A nosso ver, porém, o Convênio nº 109 não tem todo esse desejado impacto. É que o parágrafo único da sua cláusula primeira praticamente neutraliza o direito assegurado no caput, dispondo que o estado de origem fica obrigado a assegurar somente a diferença positiva entre os créditos das operações de aquisição e o valor correspondente à aplicação da alíquota interestadual sobre a operação de transferência.

Na prática, então, o crédito da origem não será integralmente oponível ao fisco de origem. A cláusula primeira do Convênio nº 109 “tira com uma mão e dá com a outra”…

Lei Complementar nº 204/23: possíveis interpretações

Entre os Convênios 178 e 109, porém, foi editada a Lei Complementar (LC) nº 204/23, com o propósito de adaptar a Lei Kandir à ADC nº 49, e que, evidentemente, prevalece sobre quaisquer disposições conveniais.

A LC nº 204 acresce um novo §4º ao art. 12 da Lei Kandir, que disciplina justamente a transferência do crédito entre origem e destino, adotando essencialmente o mesmo racional dos Convênios: crédito pela alíquota interestadual ao estabelecimento de origem, e eventual crédito remanescente ao estabelecimento de origem.
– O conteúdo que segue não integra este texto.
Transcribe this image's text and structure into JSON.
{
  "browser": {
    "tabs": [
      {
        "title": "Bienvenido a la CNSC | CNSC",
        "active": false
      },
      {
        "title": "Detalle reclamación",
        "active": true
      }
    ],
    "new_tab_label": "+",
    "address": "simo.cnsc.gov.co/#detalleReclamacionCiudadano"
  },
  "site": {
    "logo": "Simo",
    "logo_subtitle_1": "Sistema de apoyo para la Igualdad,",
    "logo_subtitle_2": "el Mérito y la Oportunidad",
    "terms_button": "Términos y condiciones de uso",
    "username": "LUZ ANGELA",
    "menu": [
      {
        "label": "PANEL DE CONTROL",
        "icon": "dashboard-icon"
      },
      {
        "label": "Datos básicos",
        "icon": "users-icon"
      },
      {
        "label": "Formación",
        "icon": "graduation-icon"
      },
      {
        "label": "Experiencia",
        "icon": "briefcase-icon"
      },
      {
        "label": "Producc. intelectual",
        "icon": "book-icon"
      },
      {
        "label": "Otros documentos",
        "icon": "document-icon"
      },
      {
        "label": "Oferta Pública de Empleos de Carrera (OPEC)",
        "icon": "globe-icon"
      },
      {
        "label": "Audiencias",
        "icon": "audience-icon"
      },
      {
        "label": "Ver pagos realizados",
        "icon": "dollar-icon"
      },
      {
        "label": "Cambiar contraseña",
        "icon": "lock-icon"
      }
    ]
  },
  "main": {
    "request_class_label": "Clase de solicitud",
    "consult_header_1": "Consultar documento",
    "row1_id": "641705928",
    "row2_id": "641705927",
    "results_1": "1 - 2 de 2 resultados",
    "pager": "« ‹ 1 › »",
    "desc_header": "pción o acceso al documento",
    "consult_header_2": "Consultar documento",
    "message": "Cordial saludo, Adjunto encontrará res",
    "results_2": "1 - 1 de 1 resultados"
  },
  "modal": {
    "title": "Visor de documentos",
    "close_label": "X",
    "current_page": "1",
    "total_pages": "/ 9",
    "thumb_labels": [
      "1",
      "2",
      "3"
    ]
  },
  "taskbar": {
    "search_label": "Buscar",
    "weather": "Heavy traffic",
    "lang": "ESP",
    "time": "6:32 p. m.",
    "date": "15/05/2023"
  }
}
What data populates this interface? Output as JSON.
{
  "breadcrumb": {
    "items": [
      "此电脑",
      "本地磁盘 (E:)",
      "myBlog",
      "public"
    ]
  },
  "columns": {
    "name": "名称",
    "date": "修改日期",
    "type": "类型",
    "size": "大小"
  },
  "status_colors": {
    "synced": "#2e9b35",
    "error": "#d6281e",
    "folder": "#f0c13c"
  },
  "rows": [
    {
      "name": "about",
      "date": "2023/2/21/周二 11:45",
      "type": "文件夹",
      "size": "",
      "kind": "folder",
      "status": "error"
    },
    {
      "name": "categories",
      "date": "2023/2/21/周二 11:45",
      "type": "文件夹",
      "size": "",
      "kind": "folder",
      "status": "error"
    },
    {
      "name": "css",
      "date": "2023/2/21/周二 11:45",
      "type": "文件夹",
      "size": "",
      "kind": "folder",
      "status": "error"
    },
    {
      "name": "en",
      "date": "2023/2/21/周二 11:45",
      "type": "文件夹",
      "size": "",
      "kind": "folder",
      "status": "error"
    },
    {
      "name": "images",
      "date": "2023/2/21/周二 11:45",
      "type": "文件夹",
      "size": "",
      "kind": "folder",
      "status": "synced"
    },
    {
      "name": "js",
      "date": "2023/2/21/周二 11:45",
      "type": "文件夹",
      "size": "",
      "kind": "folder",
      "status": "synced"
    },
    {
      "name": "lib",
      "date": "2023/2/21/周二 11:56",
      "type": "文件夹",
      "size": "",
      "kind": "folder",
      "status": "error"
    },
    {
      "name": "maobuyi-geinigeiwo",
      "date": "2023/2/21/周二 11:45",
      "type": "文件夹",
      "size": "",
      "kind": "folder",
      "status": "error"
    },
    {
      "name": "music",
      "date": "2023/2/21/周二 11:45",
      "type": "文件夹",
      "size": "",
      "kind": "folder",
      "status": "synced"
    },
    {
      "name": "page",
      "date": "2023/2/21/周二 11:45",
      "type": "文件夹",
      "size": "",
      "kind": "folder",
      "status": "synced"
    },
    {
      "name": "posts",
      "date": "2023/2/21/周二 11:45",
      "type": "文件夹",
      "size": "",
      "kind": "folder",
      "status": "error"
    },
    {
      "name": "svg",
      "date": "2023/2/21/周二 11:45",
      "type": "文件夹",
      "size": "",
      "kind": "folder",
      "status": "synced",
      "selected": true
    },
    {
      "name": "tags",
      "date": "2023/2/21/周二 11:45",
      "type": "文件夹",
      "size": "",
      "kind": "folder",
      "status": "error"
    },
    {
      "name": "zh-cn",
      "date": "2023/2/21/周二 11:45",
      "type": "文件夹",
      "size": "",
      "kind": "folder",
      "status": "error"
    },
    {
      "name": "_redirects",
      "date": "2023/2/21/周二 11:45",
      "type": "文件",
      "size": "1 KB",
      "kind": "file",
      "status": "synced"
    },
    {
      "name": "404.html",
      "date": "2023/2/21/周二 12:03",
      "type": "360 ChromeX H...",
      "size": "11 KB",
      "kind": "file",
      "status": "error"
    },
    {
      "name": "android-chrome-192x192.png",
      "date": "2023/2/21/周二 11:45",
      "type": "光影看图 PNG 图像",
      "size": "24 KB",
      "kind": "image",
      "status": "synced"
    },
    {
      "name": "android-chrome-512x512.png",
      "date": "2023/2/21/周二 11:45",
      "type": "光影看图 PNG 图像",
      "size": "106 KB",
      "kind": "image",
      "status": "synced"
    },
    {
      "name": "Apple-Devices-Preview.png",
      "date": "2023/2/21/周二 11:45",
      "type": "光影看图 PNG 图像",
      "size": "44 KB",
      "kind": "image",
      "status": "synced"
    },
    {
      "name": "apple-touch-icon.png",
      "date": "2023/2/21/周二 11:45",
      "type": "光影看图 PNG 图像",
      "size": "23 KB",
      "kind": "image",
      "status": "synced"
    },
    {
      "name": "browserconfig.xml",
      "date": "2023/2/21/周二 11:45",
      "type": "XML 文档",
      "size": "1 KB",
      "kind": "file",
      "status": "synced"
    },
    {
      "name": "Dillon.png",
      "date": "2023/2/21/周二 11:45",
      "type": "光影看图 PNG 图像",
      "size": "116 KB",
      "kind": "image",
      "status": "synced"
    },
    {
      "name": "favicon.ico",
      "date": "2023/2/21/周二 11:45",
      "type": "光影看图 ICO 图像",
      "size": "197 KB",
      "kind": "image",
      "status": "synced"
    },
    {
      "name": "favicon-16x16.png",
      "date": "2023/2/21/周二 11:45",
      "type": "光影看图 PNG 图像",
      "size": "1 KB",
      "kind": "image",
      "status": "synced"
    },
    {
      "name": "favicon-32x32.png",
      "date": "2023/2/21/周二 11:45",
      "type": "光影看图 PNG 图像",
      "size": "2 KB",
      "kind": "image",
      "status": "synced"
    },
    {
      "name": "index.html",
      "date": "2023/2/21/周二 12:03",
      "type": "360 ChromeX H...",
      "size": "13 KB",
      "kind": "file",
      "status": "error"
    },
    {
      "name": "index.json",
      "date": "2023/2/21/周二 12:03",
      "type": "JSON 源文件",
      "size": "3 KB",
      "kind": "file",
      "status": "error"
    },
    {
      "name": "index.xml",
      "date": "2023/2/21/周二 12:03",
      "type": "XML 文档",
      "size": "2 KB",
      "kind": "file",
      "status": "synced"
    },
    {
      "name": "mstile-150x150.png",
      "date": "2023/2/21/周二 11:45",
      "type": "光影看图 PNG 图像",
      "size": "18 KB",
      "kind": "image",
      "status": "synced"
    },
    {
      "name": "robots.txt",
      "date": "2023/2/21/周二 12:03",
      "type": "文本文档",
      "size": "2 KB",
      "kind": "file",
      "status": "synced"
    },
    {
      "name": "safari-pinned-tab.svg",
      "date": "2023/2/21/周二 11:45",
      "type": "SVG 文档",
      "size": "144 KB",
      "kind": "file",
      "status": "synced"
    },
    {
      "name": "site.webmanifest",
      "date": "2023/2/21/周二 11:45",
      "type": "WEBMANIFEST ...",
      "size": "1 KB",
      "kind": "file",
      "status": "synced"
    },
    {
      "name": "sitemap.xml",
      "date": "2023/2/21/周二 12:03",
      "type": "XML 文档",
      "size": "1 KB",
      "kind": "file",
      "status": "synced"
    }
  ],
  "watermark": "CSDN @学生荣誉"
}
A redação deste §4º não é absolutamente clara, mas parece-nos possível sustentar, sobretudo por uma intepretação histórica – a LC 214 é produto histórico da ADC nº 49 –, que essa disciplina de transferência prevista na lei complementar é meramente facultativa, e que o crédito poderia, sim, ser integralmente mantido na origem.

Mas a LC nº 204/24 não para por aí. Ela acresce ainda um §5º ao art. 12 da Lei Kandir, que foi vetado pelo Executivo, veto esse que o Congresso derrubou. Esse §5º institui uma alternativa ao contribuinte, que é simplesmente voltar ao cenário anterior à ADC nº 49 e seguir debitando o ICMS nas transferências. Nessa hipótese, o crédito de entrada ficaria, sim, todo na origem, mas ao custo de debitar o ICMS nas saídas, o que evidentemente não é uma solução satisfatória para os contribuintes.

E a jurisprudência, como está?

No Tribunal de Justiça de São Paulo, o tema segue bastante disputado. Há precedentes desfavoráveis (10ª Cam., AC 1021514-90.2024.8.26.0053), mas que são anteriores ao Convênio 109, deixando expectativa se haveria mudança de entendimento com a nova norma; há precedentes claramente favoráveis (3ª Câm., AI 2371376-02.2024.8.26.0000); e há precedentes que poderíamos chamar de “pseudofavoráveis” (5º Câm., AC 1006638-81.2024.8.26.0037), que permitem a manutenção integral do crédito na origem, mas com fundamento no referido §5º trazido pela LC nº 204, ou seja, sob a condição de débito nas transferências.

Enfim, o cenário ainda é incerto e os contribuintes que desejem manter a totalidade do crédito na origem devem se acautelar.